Immer wieder war es nötig, Vergangenes nicht nur inhaltlich, sondern auch im Zeitgefüge richtig zu rekonstruieren. Weil meine wenigen Unterlagen sowie die vorhandenen Terminkalender besonders im „überfüllten Korridor“ zwischen 1993 und 1997 nicht in allen Fällen weiterhalfen, können zum Beispiel bei Begegnungen oder bei der Schrittfolge von Verwaltungsverfahren Jahresschwankungen nicht gänzlich ausgeschlossen werden.

Auch war es geboten, neben der erzählenden Zeitebene der 90er-Jahre sowie kurzen Rückblicken immer wieder an prägnanter Stelle aus der heutigen Sicht 2020, damalige Momentaufnahmen mit der eingetretenen Realität abzugleichen.

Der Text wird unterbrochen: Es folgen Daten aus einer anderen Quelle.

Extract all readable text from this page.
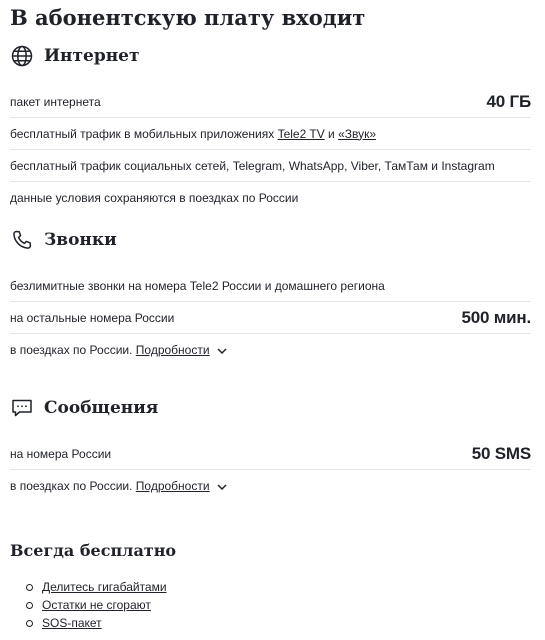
В абонентскую плату входит
Интернет
пакет интернета	40 ГБ
бесплатный трафик в мобильных приложениях Tele2 TV и «Звук»
бесплатный трафик социальных сетей, Telegram, WhatsApp, Viber, ТамТам и Instagram
данные условия сохраняются в поездках по России
Звонки
безлимитные звонки на номера Tele2 России и домашнего региона
на остальные номера России	500 мин.
в поездках по России. Подробности
Сообщения
на номера России	50 SMS
в поездках по России. Подробности
Всегда бесплатно
Делитесь гигабайтами
Остатки не сгорают
SOS-пакет
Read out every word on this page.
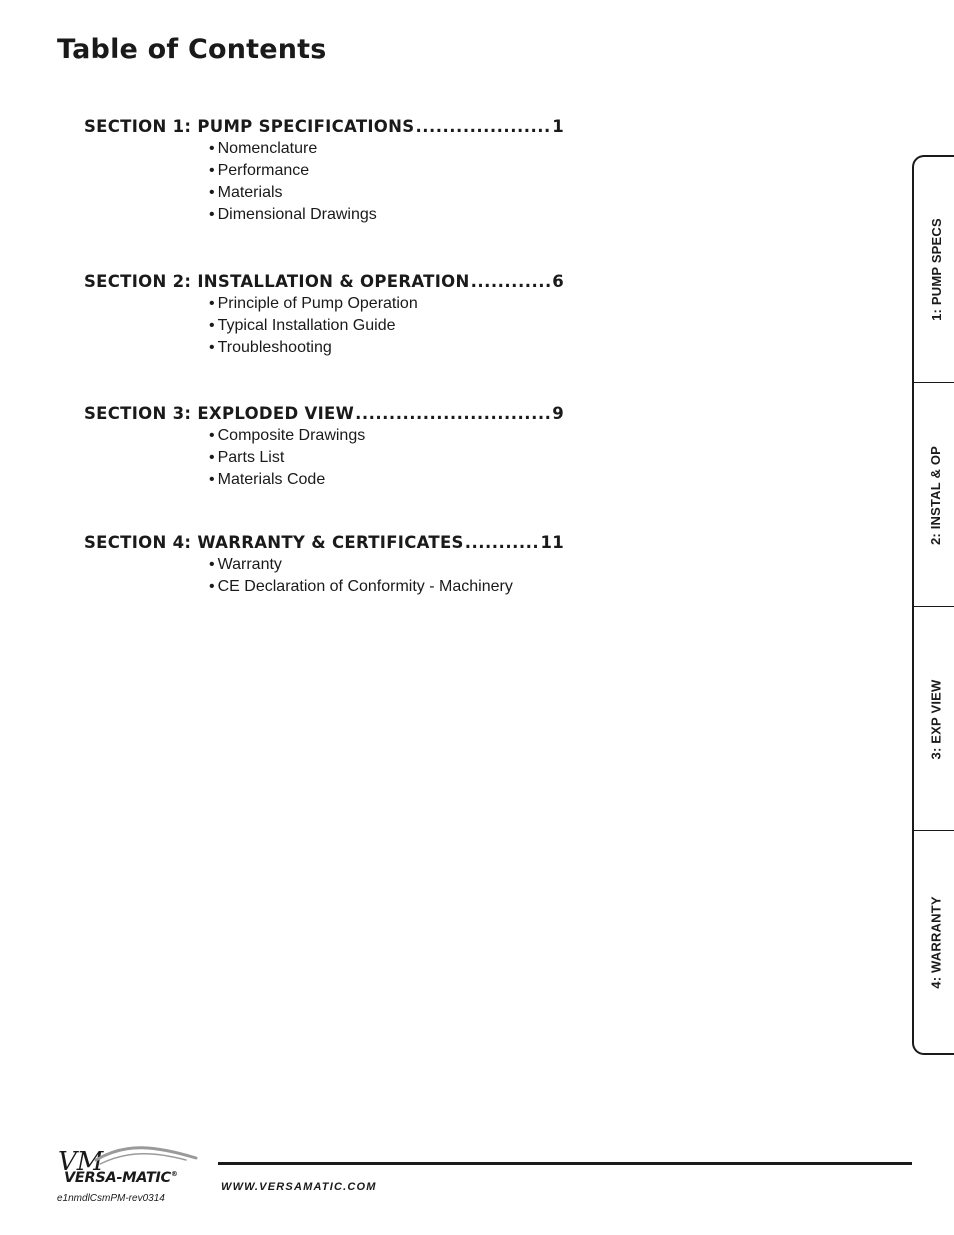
Table of Contents
SECTION 1: PUMP SPECIFICATIONS .....	1
• Nomenclature
• Performance
• Materials
• Dimensional Drawings
SECTION 2: INSTALLATION & OPERATION .....	6
• Principle of Pump Operation
• Typical Installation Guide
• Troubleshooting
SECTION 3: EXPLODED VIEW .....	9
• Composite Drawings
• Parts List
• Materials Code
SECTION 4: WARRANTY & CERTIFICATES .....	11
• Warranty
• CE Declaration of Conformity - Machinery
1: PUMP SPECS
2: INSTAL & OP
3: EXP VIEW
4: WARRANTY
VM
VERSA-MATIC®
WWW.VERSAMATIC.COM
e1nmdlCsmPM-rev0314
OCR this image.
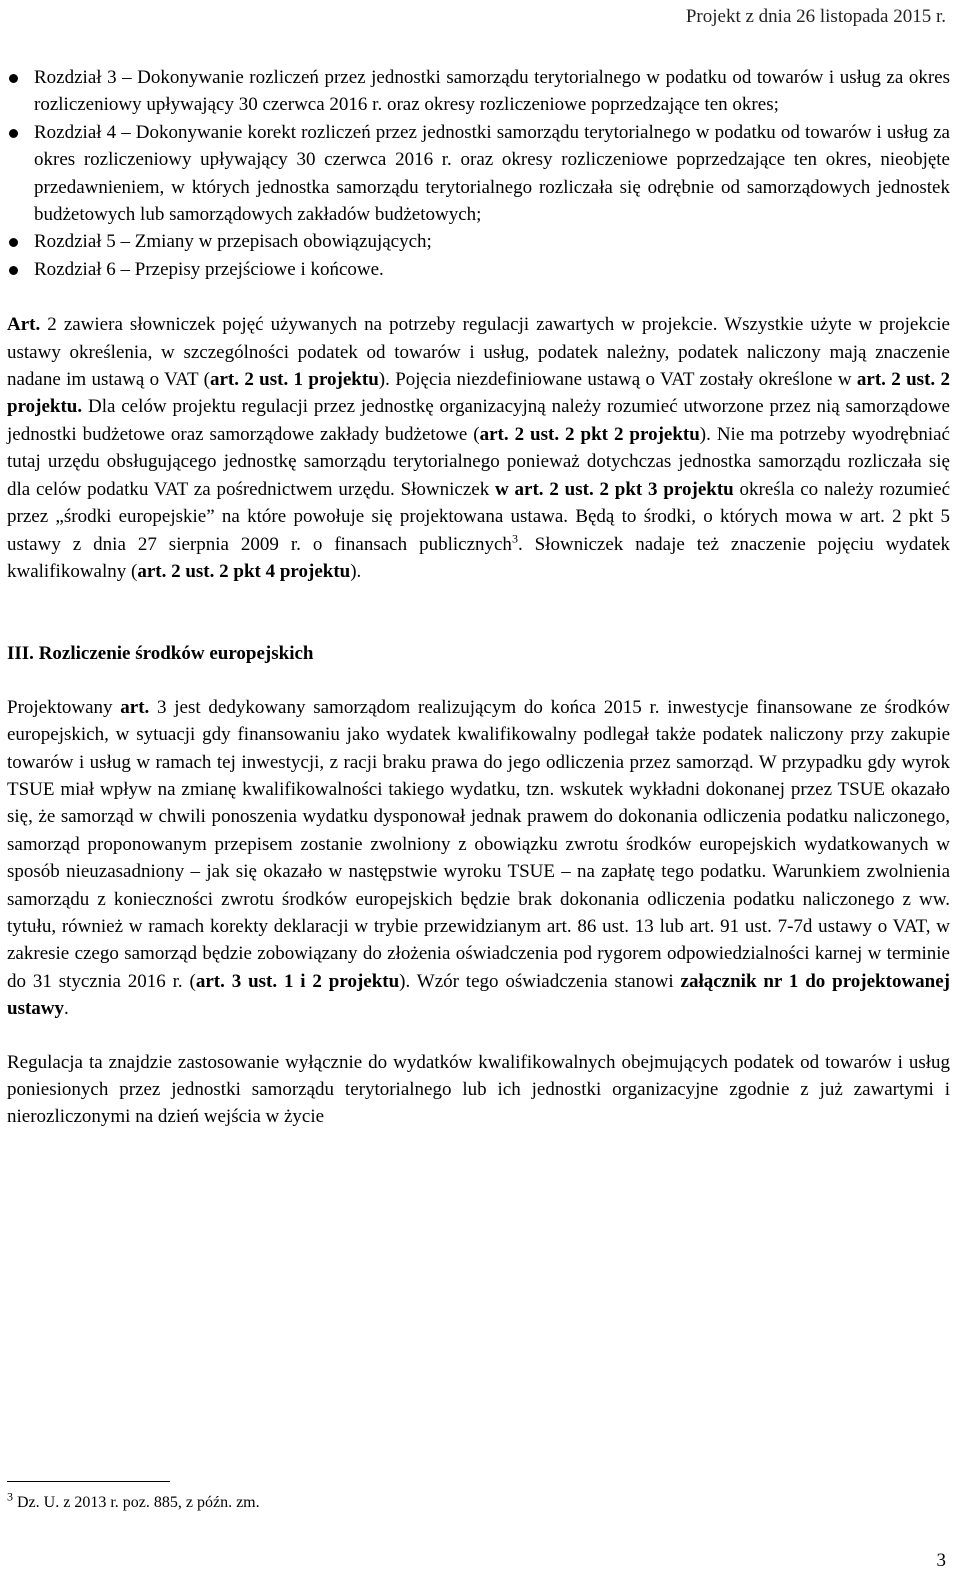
Projekt z dnia 26 listopada 2015 r.
Rozdział 3 – Dokonywanie rozliczeń przez jednostki samorządu terytorialnego w podatku od towarów i usług za okres rozliczeniowy upływający 30 czerwca 2016 r. oraz okresy rozliczeniowe poprzedzające ten okres;
Rozdział 4 – Dokonywanie korekt rozliczeń przez jednostki samorządu terytorialnego w podatku od towarów i usług za okres rozliczeniowy upływający 30 czerwca 2016 r. oraz okresy rozliczeniowe poprzedzające ten okres, nieobjęte przedawnieniem, w których jednostka samorządu terytorialnego rozliczała się odrębnie od samorządowych jednostek budżetowych lub samorządowych zakładów budżetowych;
Rozdział 5 – Zmiany w przepisach obowiązujących;
Rozdział 6 – Przepisy przejściowe i końcowe.

Art. 2 zawiera słowniczek pojęć używanych na potrzeby regulacji zawartych w projekcie. Wszystkie użyte w projekcie ustawy określenia, w szczególności podatek od towarów i usług, podatek należny, podatek naliczony mają znaczenie nadane im ustawą o VAT (art. 2 ust. 1 projektu). Pojęcia niezdefiniowane ustawą o VAT zostały określone w art. 2 ust. 2 projektu. Dla celów projektu regulacji przez jednostkę organizacyjną należy rozumieć utworzone przez nią samorządowe jednostki budżetowe oraz samorządowe zakłady budżetowe (art. 2 ust. 2 pkt 2 projektu). Nie ma potrzeby wyodrębniać tutaj urzędu obsługującego jednostkę samorządu terytorialnego ponieważ dotychczas jednostka samorządu rozliczała się dla celów podatku VAT za pośrednictwem urzędu. Słowniczek w art. 2 ust. 2 pkt 3 projektu określa co należy rozumieć przez „środki europejskie” na które powołuje się projektowana ustawa. Będą to środki, o których mowa w art. 2 pkt 5 ustawy z dnia 27 sierpnia 2009 r. o finansach publicznych$^3$. Słowniczek nadaje też znaczenie pojęciu wydatek kwalifikowalny (art. 2 ust. 2 pkt 4 projektu).

III. Rozliczenie środków europejskich

Projektowany art. 3 jest dedykowany samorządom realizującym do końca 2015 r. inwestycje finansowane ze środków europejskich, w sytuacji gdy finansowaniu jako wydatek kwalifikowalny podlegał także podatek naliczony przy zakupie towarów i usług w ramach tej inwestycji, z racji braku prawa do jego odliczenia przez samorząd. W przypadku gdy wyrok TSUE miał wpływ na zmianę kwalifikowalności takiego wydatku, tzn. wskutek wykładni dokonanej przez TSUE okazało się, że samorząd w chwili ponoszenia wydatku dysponował jednak prawem do dokonania odliczenia podatku naliczonego, samorząd proponowanym przepisem zostanie zwolniony z obowiązku zwrotu środków europejskich wydatkowanych w sposób nieuzasadniony – jak się okazało w następstwie wyroku TSUE – na zapłatę tego podatku. Warunkiem zwolnienia samorządu z konieczności zwrotu środków europejskich będzie brak dokonania odliczenia podatku naliczonego z ww. tytułu, również w ramach korekty deklaracji w trybie przewidzianym art. 86 ust. 13 lub art. 91 ust. 7-7d ustawy o VAT, w zakresie czego samorząd będzie zobowiązany do złożenia oświadczenia pod rygorem odpowiedzialności karnej w terminie do 31 stycznia 2016 r. (art. 3 ust. 1 i 2 projektu). Wzór tego oświadczenia stanowi załącznik nr 1 do projektowanej ustawy.

Regulacja ta znajdzie zastosowanie wyłącznie do wydatków kwalifikowalnych obejmujących podatek od towarów i usług poniesionych przez jednostki samorządu terytorialnego lub ich jednostki organizacyjne zgodnie z już zawartymi i nierozliczonymi na dzień wejścia w życie

$^3$ Dz. U. z 2013 r. poz. 885, z późn. zm.
3
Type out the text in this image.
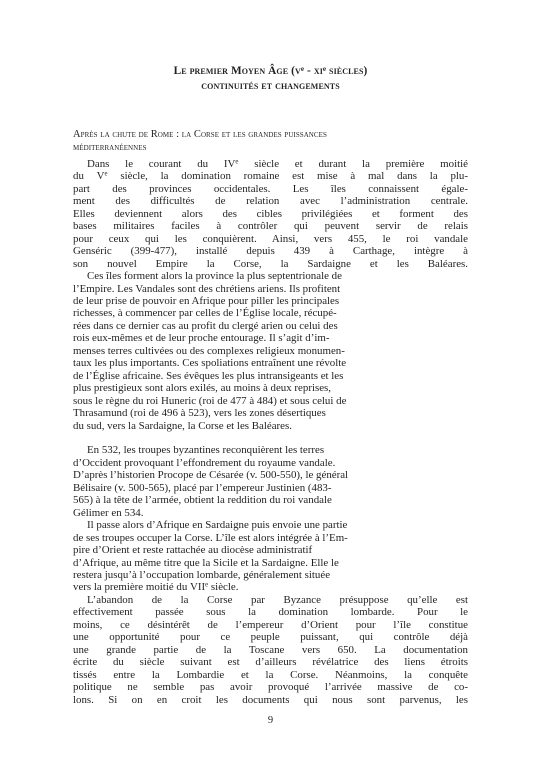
Le premier Moyen Âge ($v^e - xi^e$ siècles)
continuités et changements
Après la chute de Rome : la Corse et les grandes puissances
méditerranéennes

Dans le courant du IVe siècle et durant la première moitié
du Ve siècle, la domination romaine est mise à mal dans la plu-
part des provinces occidentales. Les îles connaissent égale-
ment des difficultés de relation avec l’administration centrale.
Elles deviennent alors des cibles privilégiées et forment des
bases militaires faciles à contrôler qui peuvent servir de relais
pour ceux qui les conquièrent. Ainsi, vers 455, le roi vandale
Genséric (399-477), installé depuis 439 à Carthage, intègre à
son nouvel Empire la Corse, la Sardaigne et les Baléares.

Ces îles forment alors la province la plus septentrionale de
l’Empire. Les Vandales sont des chrétiens ariens. Ils profitent
de leur prise de pouvoir en Afrique pour piller les principales
richesses, à commencer par celles de l’Église locale, récupé-
rées dans ce dernier cas au profit du clergé arien ou celui des
rois eux-mêmes et de leur proche entourage. Il s’agit d’im-
menses terres cultivées ou des complexes religieux monumen-
taux les plus importants. Ces spoliations entraînent une révolte
de l’Église africaine. Ses évêques les plus intransigeants et les
plus prestigieux sont alors exilés, au moins à deux reprises,
sous le règne du roi Huneric (roi de 477 à 484) et sous celui de
Thrasamund (roi de 496 à 523), vers les zones désertiques
du sud, vers la Sardaigne, la Corse et les Baléares.

En 532, les troupes byzantines reconquièrent les terres
d’Occident provoquant l’effondrement du royaume vandale.
D’après l’historien Procope de Césarée (v. 500-550), le général
Bélisaire (v. 500-565), placé par l’empereur Justinien (483-
565) à la tête de l’armée, obtient la reddition du roi vandale
Gélimer en 534.

Il passe alors d’Afrique en Sardaigne puis envoie une partie
de ses troupes occuper la Corse. L’île est alors intégrée à l’Em-
pire d’Orient et reste rattachée au diocèse administratif
d’Afrique, au même titre que la Sicile et la Sardaigne. Elle le
restera jusqu’à l’occupation lombarde, généralement située
vers la première moitié du VIIe siècle.

L’abandon de la Corse par Byzance présuppose qu’elle est
effectivement passée sous la domination lombarde. Pour le
moins, ce désintérêt de l’empereur d’Orient pour l’île constitue
une opportunité pour ce peuple puissant, qui contrôle déjà
une grande partie de la Toscane vers 650. La documentation
écrite du siècle suivant est d’ailleurs révélatrice des liens étroits
tissés entre la Lombardie et la Corse. Néanmoins, la conquête
politique ne semble pas avoir provoqué l’arrivée massive de co-
lons. Si on en croit les documents qui nous sont parvenus, les

9
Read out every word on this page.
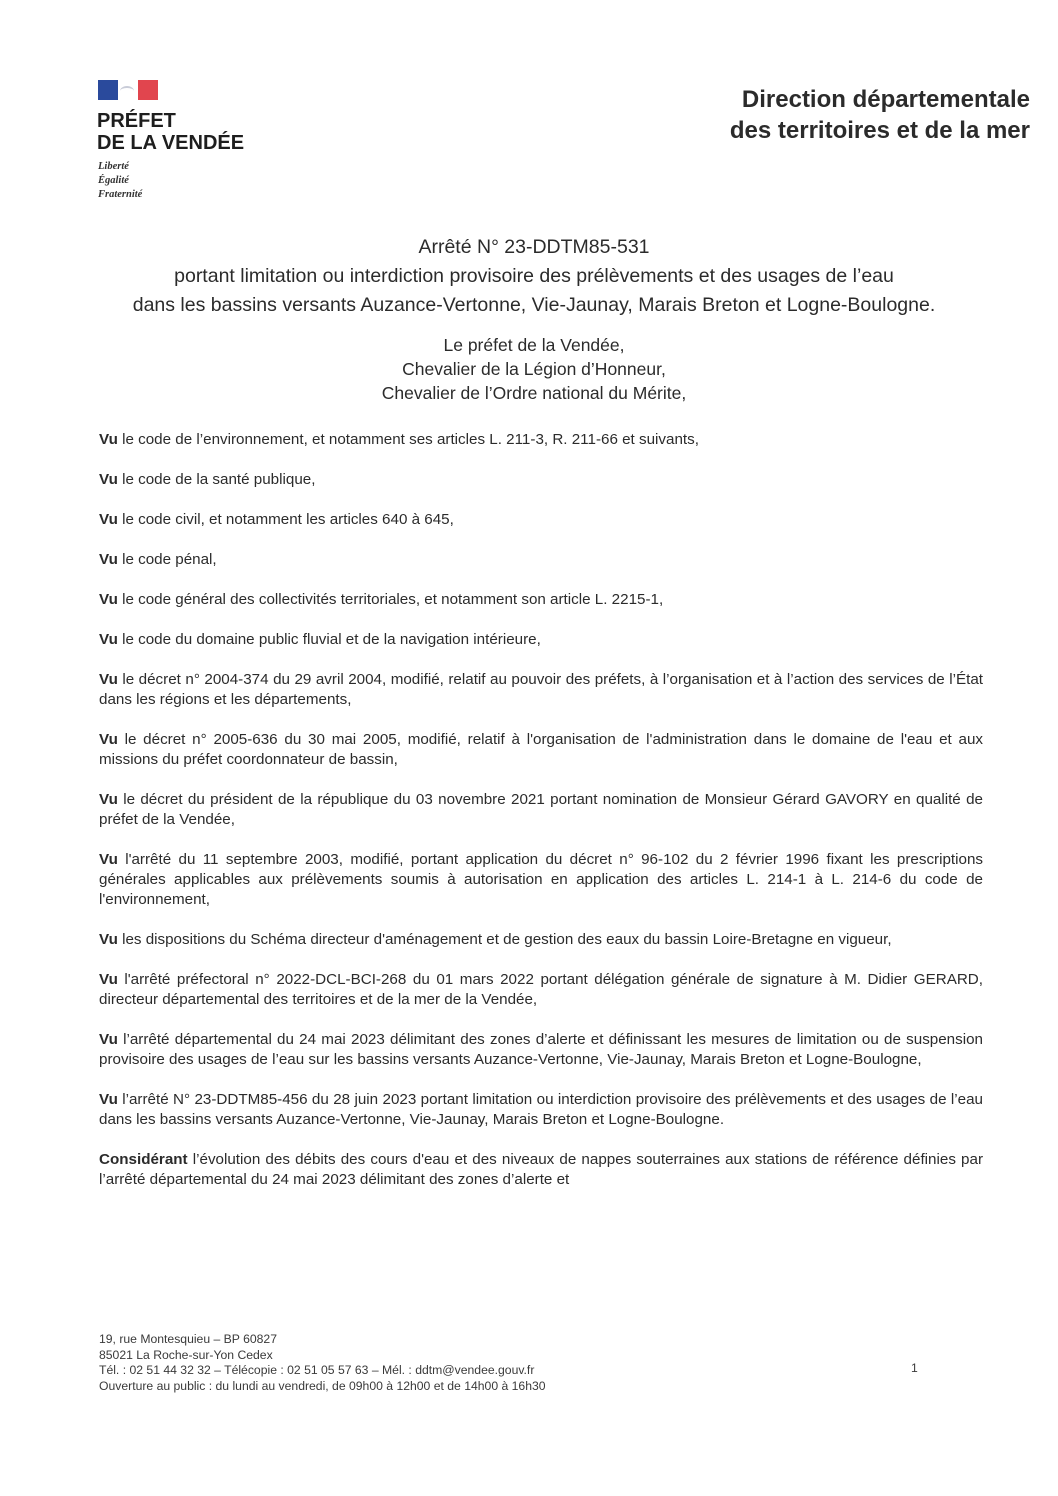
PRÉFET
DE LA VENDÉE
Liberté
Égalité
Fraternité
Direction départementale
des territoires et de la mer
Arrêté N° 23-DDTM85-531
portant limitation ou interdiction provisoire des prélèvements et des usages de l’eau
dans les bassins versants Auzance-Vertonne, Vie-Jaunay, Marais Breton et Logne-Boulogne.
Le préfet de la Vendée,
Chevalier de la Légion d’Honneur,
Chevalier de l’Ordre national du Mérite,

Vu le code de l’environnement, et notamment ses articles L. 211-3, R. 211-66 et suivants,

Vu le code de la santé publique,

Vu le code civil, et notamment les articles 640 à 645,

Vu le code pénal,

Vu le code général des collectivités territoriales, et notamment son article L. 2215-1,

Vu le code du domaine public fluvial et de la navigation intérieure,

Vu le décret n° 2004-374 du 29 avril 2004, modifié, relatif au pouvoir des préfets, à l’organisation et à l’action des services de l’État dans les régions et les départements,

Vu le décret n° 2005-636 du 30 mai 2005, modifié, relatif à l'organisation de l'administration dans le domaine de l'eau et aux missions du préfet coordonnateur de bassin,

Vu le décret du président de la république du 03 novembre 2021 portant nomination de Monsieur Gérard GAVORY en qualité de préfet de la Vendée,

Vu l'arrêté du 11 septembre 2003, modifié, portant application du décret n° 96-102 du 2 février 1996 fixant les prescriptions générales applicables aux prélèvements soumis à autorisation en application des articles L. 214-1 à L. 214-6 du code de l'environnement,

Vu les dispositions du Schéma directeur d'aménagement et de gestion des eaux du bassin Loire-Bretagne en vigueur,

Vu l'arrêté préfectoral n° 2022-DCL-BCI-268 du 01 mars 2022 portant délégation générale de signature à M. Didier GERARD, directeur départemental des territoires et de la mer de la Vendée,

Vu l’arrêté départemental du 24 mai 2023 délimitant des zones d’alerte et définissant les mesures de limitation ou de suspension provisoire des usages de l’eau sur les bassins versants Auzance-Vertonne, Vie-Jaunay, Marais Breton et Logne-Boulogne,

Vu l’arrêté N° 23-DDTM85-456 du 28 juin 2023 portant limitation ou interdiction provisoire des prélèvements et des usages de l’eau dans les bassins versants Auzance-Vertonne, Vie-Jaunay, Marais Breton et Logne-Boulogne.

Considérant l’évolution des débits des cours d'eau et des niveaux de nappes souterraines aux stations de référence définies par l’arrêté départemental du 24 mai 2023 délimitant des zones d’alerte et

19, rue Montesquieu – BP 60827
85021 La Roche-sur-Yon Cedex
Tél. : 02 51 44 32 32 – Télécopie : 02 51 05 57 63 – Mél. : ddtm@vendee.gouv.fr
Ouverture au public : du lundi au vendredi, de 09h00 à 12h00 et de 14h00 à 16h30
1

Und ja, Corona hatte für den Autor auch sein Gutes. Er nutzte das Refugium daheim im Arbeitszimmer, um parallel zur bisher nie gekannten „Geisterwelt“ draußen, in der zeitlichen Verdichtung von vier Monaten das erste Entwurfskonzept niederzuschreiben. Die Corona-Zeitzeiger sind lediglich statische Wegmarken mit Kurzanmerkungen, die Rückschlüsse auf den Autor ermöglichen könnten. Mit dem Geburtsdatum Juni 1945 als Vertreter der allerersten Nachkriegsgeneration hat man als Demokrat eine Verpflichtung und als Deutscher einen europäischen Kompass. Dass Bücher in der Zeit zwischen Abschluss des Manuskripts und der Veröffentlichung teils von der Realität überholt werden, träfe dann wohl auf diese „Corona-Haltestellen“ und auf den Epilog zu, bei dem mir meine innere Stimme sagt, dass unser Festspielhaus die Corona-Krise meistern muss und wird.

Wohlan, ich bin mir bewusst, dass diese Vermessung der Baden-Badener 90er-Jahre den Autor spiegelt. Mein Maßstab war: Die Liebe zur Stadt sollte eine ehrliche, suchende und zielführende sein.

Und auf einer Metaebene sehe ich bildlich vor mir, wie die „echten“ Baden-Badener in ihrem Oostal dafür arbeiten, damit die Gäste und Residenten als bekehrte, aufgeklärte Baden-Badener auf ihren verschiedenen „Chaiselongues im Grünen Salon“ genesen, musizieren, lauschen, schreiben oder lesen, diskutieren, genießen, spielen und riskieren – entrez s’il vous plait!